Last week I received a mass email from Brian McLaren regarding his “Everything Must Change” tour, in which he lamented that “many if not most Christians in the US remain focused on” their “intramural religious debates” rather than the global crises confronting our world. He wrote: “In one Q & A session after another since our tour, I’ve watched the conversation be pulled away from Jesus’ gospel of the reigning of God in relation to life-and-death global crises, and turned toward controversies and inquisitions about doctrinal opinions and ‘theological correctness.’ Some nights, I didn’t even realize what had happened until I went back to my hotel room and just wanted to cry.”
I sympathize with McLaren’s lament, but really, it’s his own fault. The surest way to get his audience to focus on his ethical concerns would be to assure them that he is theologically orthodox. But when Brian refuses to answer their direct and specific questions, either by brushing them aside as the wrong question or answering with a question of his own, then he is actually fueling the theological fire he claims he would like to put out.

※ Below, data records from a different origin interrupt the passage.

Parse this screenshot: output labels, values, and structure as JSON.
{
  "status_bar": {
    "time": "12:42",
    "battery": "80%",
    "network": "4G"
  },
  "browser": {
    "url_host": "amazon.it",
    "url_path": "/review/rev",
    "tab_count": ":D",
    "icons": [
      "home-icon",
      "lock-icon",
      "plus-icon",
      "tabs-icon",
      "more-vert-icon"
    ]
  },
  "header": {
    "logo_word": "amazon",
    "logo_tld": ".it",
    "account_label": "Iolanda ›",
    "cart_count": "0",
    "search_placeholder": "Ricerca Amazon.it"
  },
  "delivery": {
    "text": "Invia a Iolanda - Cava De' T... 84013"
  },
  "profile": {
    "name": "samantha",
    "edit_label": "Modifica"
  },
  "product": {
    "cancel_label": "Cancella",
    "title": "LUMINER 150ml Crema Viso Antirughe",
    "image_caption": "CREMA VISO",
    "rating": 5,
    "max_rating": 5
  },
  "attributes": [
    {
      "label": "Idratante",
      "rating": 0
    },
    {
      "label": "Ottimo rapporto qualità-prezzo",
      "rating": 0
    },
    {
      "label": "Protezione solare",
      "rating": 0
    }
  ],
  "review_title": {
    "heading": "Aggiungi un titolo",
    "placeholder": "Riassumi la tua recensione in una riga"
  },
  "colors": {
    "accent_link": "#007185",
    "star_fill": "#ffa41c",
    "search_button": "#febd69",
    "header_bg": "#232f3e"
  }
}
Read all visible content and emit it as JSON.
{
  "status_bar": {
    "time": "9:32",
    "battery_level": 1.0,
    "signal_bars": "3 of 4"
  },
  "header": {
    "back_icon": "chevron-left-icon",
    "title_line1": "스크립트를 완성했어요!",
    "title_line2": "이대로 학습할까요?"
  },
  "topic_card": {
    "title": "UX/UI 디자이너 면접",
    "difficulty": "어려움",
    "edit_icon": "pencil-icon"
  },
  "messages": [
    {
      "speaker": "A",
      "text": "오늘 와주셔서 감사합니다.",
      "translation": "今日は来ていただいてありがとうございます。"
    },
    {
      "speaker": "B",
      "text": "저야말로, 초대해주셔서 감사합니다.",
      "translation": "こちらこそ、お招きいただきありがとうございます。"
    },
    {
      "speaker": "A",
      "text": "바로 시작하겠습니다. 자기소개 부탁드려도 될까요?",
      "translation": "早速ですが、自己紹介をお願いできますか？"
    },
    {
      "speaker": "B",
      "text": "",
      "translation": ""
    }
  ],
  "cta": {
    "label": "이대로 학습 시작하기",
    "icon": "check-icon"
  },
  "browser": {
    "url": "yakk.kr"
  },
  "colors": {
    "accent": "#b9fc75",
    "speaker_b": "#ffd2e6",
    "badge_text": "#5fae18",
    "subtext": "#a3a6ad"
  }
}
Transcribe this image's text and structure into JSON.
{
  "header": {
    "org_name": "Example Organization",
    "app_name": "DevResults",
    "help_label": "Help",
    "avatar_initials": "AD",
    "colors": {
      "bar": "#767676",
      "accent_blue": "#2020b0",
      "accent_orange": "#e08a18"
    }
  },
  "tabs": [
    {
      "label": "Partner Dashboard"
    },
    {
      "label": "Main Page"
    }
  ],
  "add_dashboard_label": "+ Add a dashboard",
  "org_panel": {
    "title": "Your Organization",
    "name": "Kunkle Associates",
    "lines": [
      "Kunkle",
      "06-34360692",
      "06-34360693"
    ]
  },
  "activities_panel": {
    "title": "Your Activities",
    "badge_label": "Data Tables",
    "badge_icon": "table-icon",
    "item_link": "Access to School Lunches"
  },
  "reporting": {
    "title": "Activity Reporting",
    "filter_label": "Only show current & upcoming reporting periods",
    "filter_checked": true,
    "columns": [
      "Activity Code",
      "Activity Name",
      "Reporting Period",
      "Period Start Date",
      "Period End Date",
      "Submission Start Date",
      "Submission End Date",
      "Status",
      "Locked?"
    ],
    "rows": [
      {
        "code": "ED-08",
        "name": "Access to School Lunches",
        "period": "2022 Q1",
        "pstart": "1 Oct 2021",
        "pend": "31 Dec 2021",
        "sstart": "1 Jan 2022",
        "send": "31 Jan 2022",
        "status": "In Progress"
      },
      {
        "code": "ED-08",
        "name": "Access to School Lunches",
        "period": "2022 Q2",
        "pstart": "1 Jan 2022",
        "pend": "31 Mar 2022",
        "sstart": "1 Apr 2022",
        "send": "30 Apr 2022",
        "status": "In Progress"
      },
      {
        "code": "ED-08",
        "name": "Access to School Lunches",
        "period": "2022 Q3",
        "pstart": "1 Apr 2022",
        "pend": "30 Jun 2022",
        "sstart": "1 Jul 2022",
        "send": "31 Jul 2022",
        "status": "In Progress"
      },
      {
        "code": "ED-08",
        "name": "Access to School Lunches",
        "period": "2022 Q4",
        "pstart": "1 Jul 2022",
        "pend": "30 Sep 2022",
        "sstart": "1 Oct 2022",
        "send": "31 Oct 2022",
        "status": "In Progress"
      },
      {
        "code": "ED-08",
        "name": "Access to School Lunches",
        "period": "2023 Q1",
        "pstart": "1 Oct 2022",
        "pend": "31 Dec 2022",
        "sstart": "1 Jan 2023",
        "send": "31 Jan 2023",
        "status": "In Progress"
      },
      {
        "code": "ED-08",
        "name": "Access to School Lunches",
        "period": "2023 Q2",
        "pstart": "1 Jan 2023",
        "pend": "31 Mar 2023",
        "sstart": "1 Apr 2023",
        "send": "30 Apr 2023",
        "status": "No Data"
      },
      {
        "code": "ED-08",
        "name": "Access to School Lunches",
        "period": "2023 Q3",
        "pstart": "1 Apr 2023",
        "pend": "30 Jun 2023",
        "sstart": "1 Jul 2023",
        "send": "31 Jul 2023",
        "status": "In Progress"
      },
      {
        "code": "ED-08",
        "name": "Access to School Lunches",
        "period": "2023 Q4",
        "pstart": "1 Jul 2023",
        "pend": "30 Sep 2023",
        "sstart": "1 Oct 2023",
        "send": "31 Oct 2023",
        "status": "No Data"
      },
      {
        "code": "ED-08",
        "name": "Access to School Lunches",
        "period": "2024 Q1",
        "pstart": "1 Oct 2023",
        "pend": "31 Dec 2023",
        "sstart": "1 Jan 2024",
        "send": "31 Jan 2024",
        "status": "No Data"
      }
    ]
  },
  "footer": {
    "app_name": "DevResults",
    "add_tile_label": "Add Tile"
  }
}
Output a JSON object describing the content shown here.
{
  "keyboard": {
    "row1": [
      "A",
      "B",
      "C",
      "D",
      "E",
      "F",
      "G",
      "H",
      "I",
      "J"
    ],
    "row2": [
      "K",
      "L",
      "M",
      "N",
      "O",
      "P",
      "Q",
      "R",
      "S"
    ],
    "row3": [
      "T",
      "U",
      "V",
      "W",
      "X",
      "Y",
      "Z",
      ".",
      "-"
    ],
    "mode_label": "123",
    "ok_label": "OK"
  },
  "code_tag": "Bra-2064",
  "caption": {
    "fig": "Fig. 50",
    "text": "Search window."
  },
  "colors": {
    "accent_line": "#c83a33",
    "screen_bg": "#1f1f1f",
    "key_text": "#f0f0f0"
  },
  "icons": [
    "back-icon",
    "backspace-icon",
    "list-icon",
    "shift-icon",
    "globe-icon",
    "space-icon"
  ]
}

McLaren is right that we Christians have much work to do in this world, but his questioners are right to wonder whether Brian knows what it means to be a Christian. In his chapter in Evangelicals Engaging Emergent (Broadman & Holman), a new book which I received this week, Darrell Bock (distinguished NT professor at Dallas Seminary) critiques McLaren for pitting the social teachings of Jesus against his gospel of individual salvation. Bock notes that unlike McLaren’s fascination with Rome and resisting Empire, “Rome hardly comes up at all as an exclusive source of critique in the New Testament.” Indeed, Paul “tells Christians not to be revolutionary in the sense McLaren’s language about Rome suggests (Rom. 13:1-7).”
Bock says that McLaren incorrectly divides global concerns from matters of personal sin and salvation. Consequently, he is guilty of “mistaking sociopolitical goals as the ends when it is people’s hearts that desperately need what God alone can supply” and “highlighting practice while being too critical of attempts to think precisely theologically.”
In sum, the fact that theological questions made Brian cry makes the rest of us want to.